The healing process still isn’t over, but nearly four months after the initial injury, I’ve made slow, but steady progress. And I’ve learned a lot:
- Patience. I’ve never dealt with a serious injury before. And on the scale of things, this wasn’t even that serious. It’s just that the knee is one of the most complicated joints in the body and naturally takes a long time to heal. When I first hurt it, I thought, “OK, two weeks isn’t that bad. I’ll be back to my normal routine in no time.” But I didn’t realize it would turn into a chronic annoyance. And I slowly realized that in order for my body to heal, I did just need to stop, and accept it.
- Listen to your body. I waited too long to go back to the doctor’s and go to physical therapy. I was in denial and thought my body could heal itself without the assistance of professionals. But in the end, I’m glad I listened to the warning signs in my body and let the professionals work their magic.
- Acceptance and Modification. It was hard, and still is hard, for me to accept the fact that I can’t do high cardio workouts — maybe never again. I can’t risk it. But that doesn’t mean I can’t work out. I may just have to bike to get my workouts in. And walking is plenty good for me. I’m slowly accepting the fact that I’m not an athlete (I never was!) I don’t have to train for anything. So I don’t need to work out like that. I just simply need to stay in shape, and it’s perfectly do-able, even with a stubborn knee.
And what about food throughout all of this? For the most part, I am eating similar to how I’ve always eaten, but minus the amount of indulgences I used to give myself prior to the injury. I never stuffed myself with cake or sweets or fries or burgers, but I didn’t hesitate to eat that stuff when given the chance. Now, I stick to small and light meals, with light snacking in between. I try to bring hearty and healthy salads to work that are either packed with veggies or use quinoa or similar grains as the base. If I bake or if there are sweets around, I eat a small slice, and encourage others to take leftovers.

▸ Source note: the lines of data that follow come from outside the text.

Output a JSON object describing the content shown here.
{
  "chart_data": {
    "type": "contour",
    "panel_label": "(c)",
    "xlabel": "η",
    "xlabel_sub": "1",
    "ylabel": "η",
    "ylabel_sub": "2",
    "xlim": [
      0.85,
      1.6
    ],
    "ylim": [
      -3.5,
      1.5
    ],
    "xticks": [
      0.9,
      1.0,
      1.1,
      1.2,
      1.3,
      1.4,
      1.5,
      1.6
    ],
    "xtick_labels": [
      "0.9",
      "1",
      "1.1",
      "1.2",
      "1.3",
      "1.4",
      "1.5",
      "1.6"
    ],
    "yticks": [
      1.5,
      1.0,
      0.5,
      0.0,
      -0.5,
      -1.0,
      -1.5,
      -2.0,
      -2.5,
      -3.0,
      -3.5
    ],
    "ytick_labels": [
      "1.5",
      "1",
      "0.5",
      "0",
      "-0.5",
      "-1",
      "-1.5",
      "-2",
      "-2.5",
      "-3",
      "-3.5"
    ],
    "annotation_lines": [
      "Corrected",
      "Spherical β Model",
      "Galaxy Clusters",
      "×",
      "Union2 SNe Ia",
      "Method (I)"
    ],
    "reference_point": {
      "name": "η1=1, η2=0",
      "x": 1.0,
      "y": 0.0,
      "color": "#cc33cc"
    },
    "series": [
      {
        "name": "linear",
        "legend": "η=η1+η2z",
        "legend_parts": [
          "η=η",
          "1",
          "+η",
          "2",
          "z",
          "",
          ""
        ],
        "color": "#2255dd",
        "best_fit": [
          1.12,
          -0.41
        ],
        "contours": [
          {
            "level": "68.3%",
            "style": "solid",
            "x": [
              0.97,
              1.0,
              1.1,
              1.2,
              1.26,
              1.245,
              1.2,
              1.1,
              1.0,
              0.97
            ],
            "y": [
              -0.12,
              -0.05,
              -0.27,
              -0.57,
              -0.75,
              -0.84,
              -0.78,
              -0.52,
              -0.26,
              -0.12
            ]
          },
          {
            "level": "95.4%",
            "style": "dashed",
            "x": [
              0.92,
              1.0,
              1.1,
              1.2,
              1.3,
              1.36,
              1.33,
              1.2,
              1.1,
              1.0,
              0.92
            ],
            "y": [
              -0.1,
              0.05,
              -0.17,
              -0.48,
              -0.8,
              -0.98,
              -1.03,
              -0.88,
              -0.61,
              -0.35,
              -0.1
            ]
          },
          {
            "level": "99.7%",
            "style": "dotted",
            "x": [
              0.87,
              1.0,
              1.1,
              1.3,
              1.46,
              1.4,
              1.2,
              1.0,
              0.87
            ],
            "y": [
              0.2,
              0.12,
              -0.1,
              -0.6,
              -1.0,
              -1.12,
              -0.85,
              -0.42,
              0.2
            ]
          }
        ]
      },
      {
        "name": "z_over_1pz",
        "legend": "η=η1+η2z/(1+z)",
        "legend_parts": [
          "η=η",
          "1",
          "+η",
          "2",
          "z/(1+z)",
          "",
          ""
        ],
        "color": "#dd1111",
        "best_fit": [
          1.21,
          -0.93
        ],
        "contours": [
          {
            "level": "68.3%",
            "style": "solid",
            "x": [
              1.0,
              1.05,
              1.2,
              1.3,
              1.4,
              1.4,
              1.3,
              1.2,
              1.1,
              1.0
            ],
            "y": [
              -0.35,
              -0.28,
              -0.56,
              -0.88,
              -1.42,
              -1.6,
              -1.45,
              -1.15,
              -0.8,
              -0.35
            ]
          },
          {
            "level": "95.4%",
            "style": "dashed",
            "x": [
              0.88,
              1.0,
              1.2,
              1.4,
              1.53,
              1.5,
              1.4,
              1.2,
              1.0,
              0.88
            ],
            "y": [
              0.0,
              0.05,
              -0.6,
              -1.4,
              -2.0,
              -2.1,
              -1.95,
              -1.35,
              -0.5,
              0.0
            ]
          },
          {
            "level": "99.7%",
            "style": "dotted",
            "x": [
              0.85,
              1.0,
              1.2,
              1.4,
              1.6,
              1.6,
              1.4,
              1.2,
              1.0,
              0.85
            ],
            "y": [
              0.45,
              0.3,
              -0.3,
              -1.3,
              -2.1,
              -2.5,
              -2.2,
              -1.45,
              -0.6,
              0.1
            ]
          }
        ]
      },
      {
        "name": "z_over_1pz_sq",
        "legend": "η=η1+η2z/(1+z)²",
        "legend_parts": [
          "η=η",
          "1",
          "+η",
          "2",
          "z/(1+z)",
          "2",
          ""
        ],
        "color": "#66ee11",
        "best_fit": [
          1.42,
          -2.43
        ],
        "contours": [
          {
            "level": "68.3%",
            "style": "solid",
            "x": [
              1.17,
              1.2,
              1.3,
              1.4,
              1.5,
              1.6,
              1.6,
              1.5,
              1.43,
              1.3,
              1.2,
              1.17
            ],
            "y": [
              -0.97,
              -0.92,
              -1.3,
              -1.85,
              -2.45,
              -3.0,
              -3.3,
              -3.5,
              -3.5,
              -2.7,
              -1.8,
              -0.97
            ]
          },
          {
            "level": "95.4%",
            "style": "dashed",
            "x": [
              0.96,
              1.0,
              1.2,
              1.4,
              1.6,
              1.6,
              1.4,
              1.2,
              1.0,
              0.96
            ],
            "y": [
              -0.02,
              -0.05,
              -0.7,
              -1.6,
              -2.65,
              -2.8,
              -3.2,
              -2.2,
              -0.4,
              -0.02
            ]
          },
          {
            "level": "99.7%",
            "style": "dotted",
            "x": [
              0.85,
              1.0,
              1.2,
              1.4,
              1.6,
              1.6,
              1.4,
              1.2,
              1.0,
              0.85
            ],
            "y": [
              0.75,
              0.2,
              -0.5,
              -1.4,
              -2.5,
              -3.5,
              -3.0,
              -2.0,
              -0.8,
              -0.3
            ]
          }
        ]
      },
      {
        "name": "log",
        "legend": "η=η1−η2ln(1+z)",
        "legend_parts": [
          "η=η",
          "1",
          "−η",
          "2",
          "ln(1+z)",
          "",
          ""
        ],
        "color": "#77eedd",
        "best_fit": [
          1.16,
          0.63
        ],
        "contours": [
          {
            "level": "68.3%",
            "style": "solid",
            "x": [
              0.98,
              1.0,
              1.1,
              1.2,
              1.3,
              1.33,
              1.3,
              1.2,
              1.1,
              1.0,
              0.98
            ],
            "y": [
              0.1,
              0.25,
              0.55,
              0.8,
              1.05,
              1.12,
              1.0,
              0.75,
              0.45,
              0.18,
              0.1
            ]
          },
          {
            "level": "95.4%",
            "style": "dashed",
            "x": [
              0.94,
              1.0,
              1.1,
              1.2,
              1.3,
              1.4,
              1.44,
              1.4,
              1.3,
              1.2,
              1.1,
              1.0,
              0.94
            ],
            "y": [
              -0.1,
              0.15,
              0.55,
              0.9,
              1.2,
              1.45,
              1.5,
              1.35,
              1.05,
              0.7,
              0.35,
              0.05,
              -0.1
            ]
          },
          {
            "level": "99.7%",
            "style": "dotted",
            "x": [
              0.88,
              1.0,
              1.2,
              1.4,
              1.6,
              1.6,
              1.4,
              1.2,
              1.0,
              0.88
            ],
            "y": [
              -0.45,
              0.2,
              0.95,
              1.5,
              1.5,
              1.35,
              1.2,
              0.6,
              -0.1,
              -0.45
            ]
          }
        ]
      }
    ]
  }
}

When dining out, I opt for vegetarian dishes and (try to) skip the fries.
So the big question is, have I gained weight? Yes, but I’m not entirely convinced it’s just because of the injury. I’ve been under my average/normal weight this past year and a half, and before I got married, I was getting to a danger point with my weight and the way I thought about food. So once I started eating normally again, my body was like, “HOORAY! CALORIES! FINALLY!” And I gained everything back I had lost. I am back at the weight I’ve always been at in my adult life. And I’m content with it!
In the end, yes this is frustrating, and yes it is a struggle, but we’re all dealt different cards in life. Sometimes you’re stuck with the Evil Queen, and you have to play to the best of your abilities. Chin up!
Now, let’s get back to cooking and baking, shall we?
What about you? Have you ever struggled with an injury?